If the Church is to ever win this world it must first seek forgiveness for the prejudice that separates it so severely on Sunday mornings, lest the multitudes of churchgoers miss heaven altogether (First John 4:19-20).  Churches are not only segregated by race, culture, and traditions, they are divided by denominational blindness.  I am reminded of the Presbyterian Church down the street that refused to participate with the Baptist church I served as pastor.  One of the elders told me they only participated with three other Presbyterian churches, and that they sure would not participate with a Baptist church.  If we have a personal relationship with Jesus, he will convict us of all prejudice in our lives and lead us to seek forgiveness.  Prejudice knows no racial boundaries and no race or culture has a monopoly on it.  Prejudice is of this world and not of God.  America’s churches have proven this by developing denominational prejudice, often voiced by mean spirited pastors. 
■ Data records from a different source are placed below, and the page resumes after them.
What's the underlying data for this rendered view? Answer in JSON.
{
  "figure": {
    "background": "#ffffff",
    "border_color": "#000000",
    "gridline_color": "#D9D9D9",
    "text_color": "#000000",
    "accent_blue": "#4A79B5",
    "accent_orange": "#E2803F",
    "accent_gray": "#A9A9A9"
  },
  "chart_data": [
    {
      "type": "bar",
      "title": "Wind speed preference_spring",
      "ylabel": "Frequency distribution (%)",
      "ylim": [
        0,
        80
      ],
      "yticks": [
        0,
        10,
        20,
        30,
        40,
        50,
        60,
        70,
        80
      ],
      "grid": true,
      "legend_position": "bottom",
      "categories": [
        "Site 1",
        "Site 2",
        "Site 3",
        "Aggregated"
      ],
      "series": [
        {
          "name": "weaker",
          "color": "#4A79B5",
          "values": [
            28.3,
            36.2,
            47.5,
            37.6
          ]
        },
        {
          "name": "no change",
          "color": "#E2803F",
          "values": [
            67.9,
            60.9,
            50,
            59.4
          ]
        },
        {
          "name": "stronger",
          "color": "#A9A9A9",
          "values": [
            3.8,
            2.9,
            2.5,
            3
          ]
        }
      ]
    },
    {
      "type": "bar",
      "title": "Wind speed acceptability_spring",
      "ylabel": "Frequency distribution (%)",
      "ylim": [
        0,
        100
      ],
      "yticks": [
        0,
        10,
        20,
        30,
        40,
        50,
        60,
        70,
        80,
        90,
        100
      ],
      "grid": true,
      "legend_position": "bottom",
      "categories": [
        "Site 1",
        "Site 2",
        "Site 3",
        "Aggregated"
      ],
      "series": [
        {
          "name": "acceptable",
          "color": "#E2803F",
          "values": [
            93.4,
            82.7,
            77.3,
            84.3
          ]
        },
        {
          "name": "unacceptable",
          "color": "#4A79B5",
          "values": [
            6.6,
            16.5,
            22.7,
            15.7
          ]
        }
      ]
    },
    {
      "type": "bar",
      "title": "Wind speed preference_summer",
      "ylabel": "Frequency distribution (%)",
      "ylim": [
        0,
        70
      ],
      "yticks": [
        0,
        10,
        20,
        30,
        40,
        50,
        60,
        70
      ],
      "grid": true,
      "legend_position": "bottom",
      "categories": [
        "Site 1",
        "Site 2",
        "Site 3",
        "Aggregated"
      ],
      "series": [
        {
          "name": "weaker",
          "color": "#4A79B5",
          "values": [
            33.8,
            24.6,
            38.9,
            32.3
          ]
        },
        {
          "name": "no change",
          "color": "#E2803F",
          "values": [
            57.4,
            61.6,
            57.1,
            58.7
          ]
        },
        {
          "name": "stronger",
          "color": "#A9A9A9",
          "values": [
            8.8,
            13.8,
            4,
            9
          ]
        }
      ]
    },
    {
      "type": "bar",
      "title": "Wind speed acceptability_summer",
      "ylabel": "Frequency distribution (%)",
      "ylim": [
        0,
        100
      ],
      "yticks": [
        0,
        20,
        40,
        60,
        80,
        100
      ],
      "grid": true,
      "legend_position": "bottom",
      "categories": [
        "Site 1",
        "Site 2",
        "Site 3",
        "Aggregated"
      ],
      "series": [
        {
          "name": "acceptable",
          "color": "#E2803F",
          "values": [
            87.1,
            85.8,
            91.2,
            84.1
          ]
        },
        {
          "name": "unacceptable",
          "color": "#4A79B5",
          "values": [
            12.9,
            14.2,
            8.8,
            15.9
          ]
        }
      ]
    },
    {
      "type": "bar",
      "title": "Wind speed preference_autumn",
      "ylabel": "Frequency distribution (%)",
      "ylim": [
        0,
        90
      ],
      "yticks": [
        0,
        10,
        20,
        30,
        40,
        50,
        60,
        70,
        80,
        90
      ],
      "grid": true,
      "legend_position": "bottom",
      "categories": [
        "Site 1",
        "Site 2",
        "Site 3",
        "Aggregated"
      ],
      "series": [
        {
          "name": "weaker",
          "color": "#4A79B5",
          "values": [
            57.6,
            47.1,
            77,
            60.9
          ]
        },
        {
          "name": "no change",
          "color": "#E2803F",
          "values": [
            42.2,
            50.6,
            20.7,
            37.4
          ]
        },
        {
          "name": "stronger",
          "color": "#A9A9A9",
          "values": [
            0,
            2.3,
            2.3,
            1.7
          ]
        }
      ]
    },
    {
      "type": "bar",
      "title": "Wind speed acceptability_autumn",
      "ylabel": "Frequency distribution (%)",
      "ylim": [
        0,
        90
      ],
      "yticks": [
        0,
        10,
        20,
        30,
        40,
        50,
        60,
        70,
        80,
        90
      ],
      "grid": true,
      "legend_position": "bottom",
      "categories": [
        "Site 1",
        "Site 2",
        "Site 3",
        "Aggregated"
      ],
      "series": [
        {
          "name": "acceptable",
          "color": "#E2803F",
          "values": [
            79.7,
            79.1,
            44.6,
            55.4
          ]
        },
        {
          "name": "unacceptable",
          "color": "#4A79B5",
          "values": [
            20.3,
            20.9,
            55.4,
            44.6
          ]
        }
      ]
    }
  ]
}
Third is the sin of personal preference.  Urban churches are dying, not for the lack of people, but because the membership holds onto its sin of personal preference.  Humanities carnal nature causes people to develop personal preferences with no biblical basis.  We all have them.  I prefer a certain style of music, preaching, and worship and you have your own preferences.  Urban churches, much more than rural churches, must desire to worship God with people who have dissimilarity preferences and be willing to let go of individual preferences in order to worship with people of other cultures, ethnicities, and social status.  Is God so limited that he can only be praised with hymns, southern gospel, or contemporary praise?  Is God so small that he cannot hear the litanies, the benedictions, and the free prayers lifted in a multi-cultural gathering?  Does God require a traditional organ and piano, or will he accept worship coming from a praise band with flashing lights and a smoke machine?  God is large enough and creative enough to receive worship from all cultures and in a multitude of styles and format.  God has no preference; he only wants to be worshipped – truly worshipped.  Churches that do not truly worship God will die, not because God wills it, but because the church commits spiritual suicide.
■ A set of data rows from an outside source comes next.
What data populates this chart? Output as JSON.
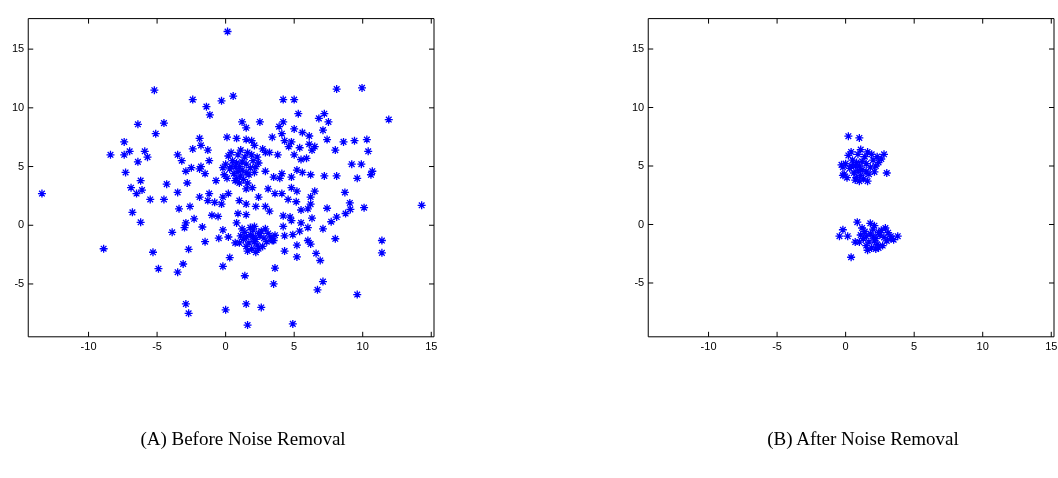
{
  "chart_data": [
    {
      "type": "scatter",
      "color": "#0000ff",
      "marker": "cross",
      "grid": false,
      "xlim": [
        -14.4,
        15.2
      ],
      "ylim": [
        -9.5,
        17.6
      ],
      "xticks": [
        -10,
        -5,
        0,
        5,
        10,
        15
      ],
      "yticks": [
        -5,
        0,
        5,
        10,
        15
      ],
      "annotations": [
        "(A) Before Noise Removal"
      ],
      "x": [
        0.14,
        -5.2,
        9.95,
        8.1,
        -2.4,
        -0.3,
        0.55,
        4.2,
        5.0,
        -1.4,
        -1.15,
        5.3,
        7.2,
        11.9,
        -6.4,
        -4.5,
        1.2,
        2.5,
        4.2,
        6.8,
        7.5,
        1.5,
        5.0,
        7.1,
        3.9,
        -5.1,
        -7.4,
        0.1,
        0.8,
        1.5,
        3.4,
        4.1,
        5.6,
        6.1,
        7.4,
        8.6,
        9.4,
        10.3,
        -1.9,
        4.8,
        4.3,
        1.9,
        -8.4,
        -7.4,
        -7.0,
        -5.9,
        -5.7,
        -6.4,
        -3.5,
        -3.2,
        -2.4,
        -1.8,
        -1.3,
        -1.2,
        2.9,
        3.8,
        5.0,
        5.5,
        5.9,
        6.3,
        6.5,
        8.0,
        10.4,
        4.6,
        5.4,
        6.1,
        2.7,
        3.2,
        2.1,
        -7.3,
        -6.2,
        -6.9,
        -6.5,
        -6.1,
        -5.5,
        -4.5,
        -4.3,
        -6.8,
        -6.2,
        -3.5,
        -3.4,
        -2.9,
        -2.5,
        -1.8,
        -1.9,
        -1.5,
        -2.8,
        -2.6,
        -1.9,
        -1.3,
        -1.2,
        -0.8,
        -0.3,
        -0.2,
        0.2,
        -0.7,
        -1.0,
        -0.55,
        -2.3,
        -2.9,
        -3.0,
        -3.9,
        -1.7,
        -0.2,
        -1.5,
        -0.5,
        0.2,
        0.7,
        2.9,
        3.5,
        4.1,
        3.95,
        4.8,
        5.2,
        5.6,
        6.2,
        7.2,
        8.1,
        9.2,
        9.9,
        9.6,
        10.7,
        10.6,
        8.7,
        9.06,
        9.1,
        8.75,
        10.1,
        14.3,
        7.4,
        7.7,
        8.1,
        8.0,
        11.4,
        11.4,
        7.1,
        6.5,
        6.2,
        6.2,
        6.0,
        5.5,
        5.15,
        5.2,
        4.8,
        4.56,
        4.1,
        3.6,
        3.1,
        3.2,
        2.9,
        2.4,
        2.2,
        1.5,
        1.0,
        0.9,
        0.8,
        1.5,
        1.5,
        1.95,
        4.2,
        4.7,
        4.8,
        5.5,
        6.3,
        6.0,
        5.4,
        4.9,
        4.3,
        3.6,
        4.2,
        5.2,
        5.2,
        6.0,
        6.2,
        6.6,
        6.9,
        7.1,
        6.7,
        9.6,
        4.3,
        3.4,
        3.6,
        3.5,
        1.4,
        1.5,
        2.6,
        1.6,
        4.9,
        0.0,
        -0.2,
        0.3,
        -2.7,
        -3.1,
        -3.5,
        -4.9,
        -5.3,
        -8.9,
        -13.4,
        -2.9,
        -2.7,
        1.0,
        0.8,
        1.2,
        0.5,
        1.5,
        0.3,
        1.8,
        0.9,
        1.1,
        0.6,
        1.4,
        0.2,
        2.0,
        2.2,
        1.7,
        0.0,
        -0.2,
        0.4,
        1.0,
        1.3,
        0.7,
        2.1,
        2.3,
        1.6,
        0.9,
        1.2,
        0.7,
        1.5,
        0.4,
        1.9,
        -0.1,
        2.4,
        1.1,
        0.8,
        1.6,
        0.1,
        2.0,
        1.8,
        2.2,
        1.5,
        2.5,
        2.0,
        1.7,
        2.3,
        2.8,
        1.3,
        1.9,
        2.6,
        2.1,
        1.4,
        3.0,
        3.3,
        1.1,
        1.6,
        2.4,
        2.9,
        1.0,
        3.5,
        2.7,
        2.1,
        1.8,
        2.4,
        1.5,
        3.1,
        2.2,
        1.2
      ],
      "values": [
        16.5,
        11.5,
        11.7,
        11.6,
        10.7,
        10.6,
        11.0,
        10.7,
        10.7,
        10.1,
        9.4,
        9.5,
        9.5,
        9.0,
        8.6,
        8.7,
        8.8,
        8.8,
        8.8,
        9.1,
        8.8,
        8.3,
        8.2,
        8.1,
        8.4,
        7.8,
        7.1,
        7.5,
        7.4,
        7.3,
        7.5,
        7.8,
        7.9,
        7.6,
        7.3,
        7.1,
        7.2,
        7.3,
        7.4,
        7.1,
        7.2,
        7.2,
        6.0,
        6.0,
        6.3,
        6.3,
        5.8,
        5.4,
        6.0,
        5.5,
        6.5,
        6.8,
        6.4,
        5.5,
        6.2,
        6.0,
        6.0,
        5.6,
        5.7,
        6.4,
        6.7,
        6.4,
        6.3,
        6.7,
        6.6,
        6.9,
        6.5,
        6.2,
        6.8,
        4.5,
        3.8,
        3.2,
        2.7,
        3.0,
        2.2,
        2.2,
        3.5,
        1.1,
        0.25,
        2.8,
        1.4,
        4.6,
        4.9,
        5.0,
        4.8,
        4.4,
        3.6,
        1.6,
        2.4,
        2.1,
        2.7,
        1.95,
        1.8,
        2.4,
        2.7,
        3.8,
        0.85,
        0.75,
        0.55,
        0.2,
        -0.2,
        -0.6,
        -0.15,
        -0.4,
        -1.4,
        -1.1,
        -1.0,
        -1.5,
        4.6,
        4.1,
        4.4,
        4.0,
        4.1,
        4.7,
        4.5,
        4.3,
        4.2,
        4.2,
        5.2,
        5.2,
        4.0,
        4.6,
        4.3,
        2.8,
        1.9,
        1.35,
        1.0,
        1.5,
        1.7,
        1.45,
        0.3,
        0.7,
        -1.15,
        -1.3,
        -2.35,
        -0.3,
        2.9,
        2.4,
        1.8,
        1.4,
        1.3,
        2.0,
        2.9,
        3.2,
        2.2,
        2.7,
        2.7,
        3.1,
        1.2,
        1.6,
        2.4,
        1.6,
        1.8,
        2.1,
        1.0,
        0.2,
        0.9,
        3.1,
        3.2,
        0.8,
        0.7,
        0.4,
        0.2,
        0.6,
        -0.2,
        -0.5,
        -0.8,
        -0.9,
        -0.85,
        -0.1,
        -1.7,
        -2.7,
        -1.3,
        -1.6,
        -2.4,
        -3.0,
        -4.8,
        -5.5,
        -5.9,
        -2.2,
        -1.3,
        -3.65,
        -5.0,
        -4.3,
        -6.7,
        -7.0,
        -8.5,
        -8.4,
        -7.2,
        -3.5,
        -2.75,
        -2.05,
        -3.3,
        -4.0,
        -3.7,
        -2.3,
        -2.0,
        2.7,
        -6.7,
        -7.5,
        5.0,
        5.3,
        4.7,
        5.5,
        5.2,
        4.8,
        4.9,
        6.0,
        4.2,
        4.4,
        5.8,
        5.9,
        5.5,
        5.0,
        4.3,
        5.2,
        4.9,
        6.2,
        3.6,
        3.9,
        3.8,
        4.5,
        5.8,
        6.2,
        4.6,
        5.4,
        5.0,
        4.5,
        5.0,
        6.0,
        4.3,
        5.3,
        6.4,
        4.0,
        3.6,
        4.0,
        -1.0,
        -0.8,
        -1.2,
        -1.0,
        -0.9,
        -0.4,
        -1.5,
        -1.7,
        -1.1,
        -1.2,
        -2.0,
        -0.5,
        -0.1,
        -0.6,
        -1.4,
        -1.0,
        -0.9,
        -2.2,
        -2.0,
        -0.3,
        -1.5,
        -1.3,
        -1.8,
        -1.4,
        -0.2,
        -0.7,
        -1.8,
        -0.7,
        -2.3,
        -0.3
      ]
    },
    {
      "type": "scatter",
      "color": "#0000ff",
      "marker": "cross",
      "grid": false,
      "xlim": [
        -14.4,
        15.2
      ],
      "ylim": [
        -9.6,
        17.6
      ],
      "xticks": [
        -10,
        -5,
        0,
        5,
        10,
        15
      ],
      "yticks": [
        -5,
        0,
        5,
        10,
        15
      ],
      "annotations": [
        "(B) After Noise Removal"
      ],
      "x": [
        0.2,
        1.0,
        3.0,
        2.8,
        -0.3,
        -0.2,
        -0.45,
        -0.2,
        0.85,
        0.4,
        3.8,
        3.3,
        0.15,
        1.0,
        0.8,
        1.2,
        0.5,
        1.5,
        0.3,
        1.8,
        0.9,
        1.1,
        0.6,
        1.4,
        0.2,
        2.0,
        2.2,
        1.7,
        0.0,
        -0.2,
        0.4,
        1.0,
        1.3,
        0.7,
        2.1,
        2.3,
        1.6,
        0.9,
        1.2,
        0.7,
        1.5,
        0.4,
        1.9,
        -0.1,
        2.4,
        1.1,
        0.8,
        1.6,
        0.1,
        2.6,
        2.0,
        1.8,
        2.2,
        1.5,
        2.5,
        2.0,
        1.7,
        2.3,
        2.8,
        1.3,
        1.9,
        2.6,
        2.1,
        1.4,
        3.0,
        3.3,
        1.1,
        1.6,
        2.4,
        2.9,
        1.0,
        3.5,
        2.7,
        2.1,
        1.8,
        2.4,
        1.5,
        3.1,
        2.2,
        1.2,
        0.7
      ],
      "values": [
        7.55,
        7.4,
        4.4,
        6.0,
        5.1,
        4.2,
        -1.0,
        -0.45,
        0.2,
        -2.8,
        -1.0,
        -1.2,
        -1.0,
        5.0,
        5.3,
        4.7,
        5.5,
        5.2,
        4.8,
        4.9,
        6.0,
        4.2,
        4.4,
        5.8,
        5.9,
        5.5,
        5.0,
        4.3,
        5.2,
        4.9,
        6.2,
        3.7,
        3.9,
        3.8,
        4.5,
        5.8,
        6.2,
        4.6,
        5.4,
        5.0,
        4.5,
        5.0,
        6.0,
        4.3,
        5.3,
        6.4,
        4.0,
        3.7,
        4.0,
        5.6,
        -1.0,
        -0.8,
        -1.2,
        -1.0,
        -0.9,
        -0.4,
        -1.5,
        -1.7,
        -1.1,
        -1.2,
        -2.0,
        -0.5,
        -0.1,
        -0.6,
        -1.4,
        -1.0,
        -0.9,
        -2.2,
        -2.0,
        -0.3,
        -1.5,
        -1.3,
        -1.8,
        -1.4,
        0.1,
        -0.7,
        -1.8,
        -0.7,
        -2.1,
        -0.3,
        -1.5
      ]
    }
  ]
}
Fourth, there is the sin of “religious capitalism.”  In most churches, there is a desire to reach people to grow the church.  The capitalistic mindset seeks to operate the church by selling religion for self-gains.  Capitalism is only bad when it feeds greed, and greed is the root sin imbedded in religious capitalism.  It is the exact opposite of what Jesus modeled in his incarnate life.  Jesus did not reach people to grow the synagogue or the denomination.  Jesus reached out to people to meet their need.  While the ultimate human need is spiritual, Jesus loved all people and met their human need in order to meet their spiritual need.  Through meeting the individual’s need, Jesus touched the spiritual need within the person.  Dying churches, perhaps out of desperation to survive, reverse Jesus’ model at their own spiritual and very real demise.  These churches forget that the greatest need of a person is to have an intimate relationship with Jesus Christ; these churches seek people to “come” to their church and help them grow.  The motive is for self-preservation, to bring money in to pay the power bill, mortgage, and pastor.  The need for survival blinds these churches to the model Jesus lived out, a model of true servanthood.  To further complicate the issue, these churches often accept people into their membership who have already helped to destroy other churches, ignorantly speeding their own death – by suicide.

Dying churches must look inward to find the answer to their failure.  It is not the fault of society, of a godless culture, or the changing times.  Churches die because church members allow sin to remain in their lives and slowly poison the church.  Full repentance is the start of revitalization for dying churches.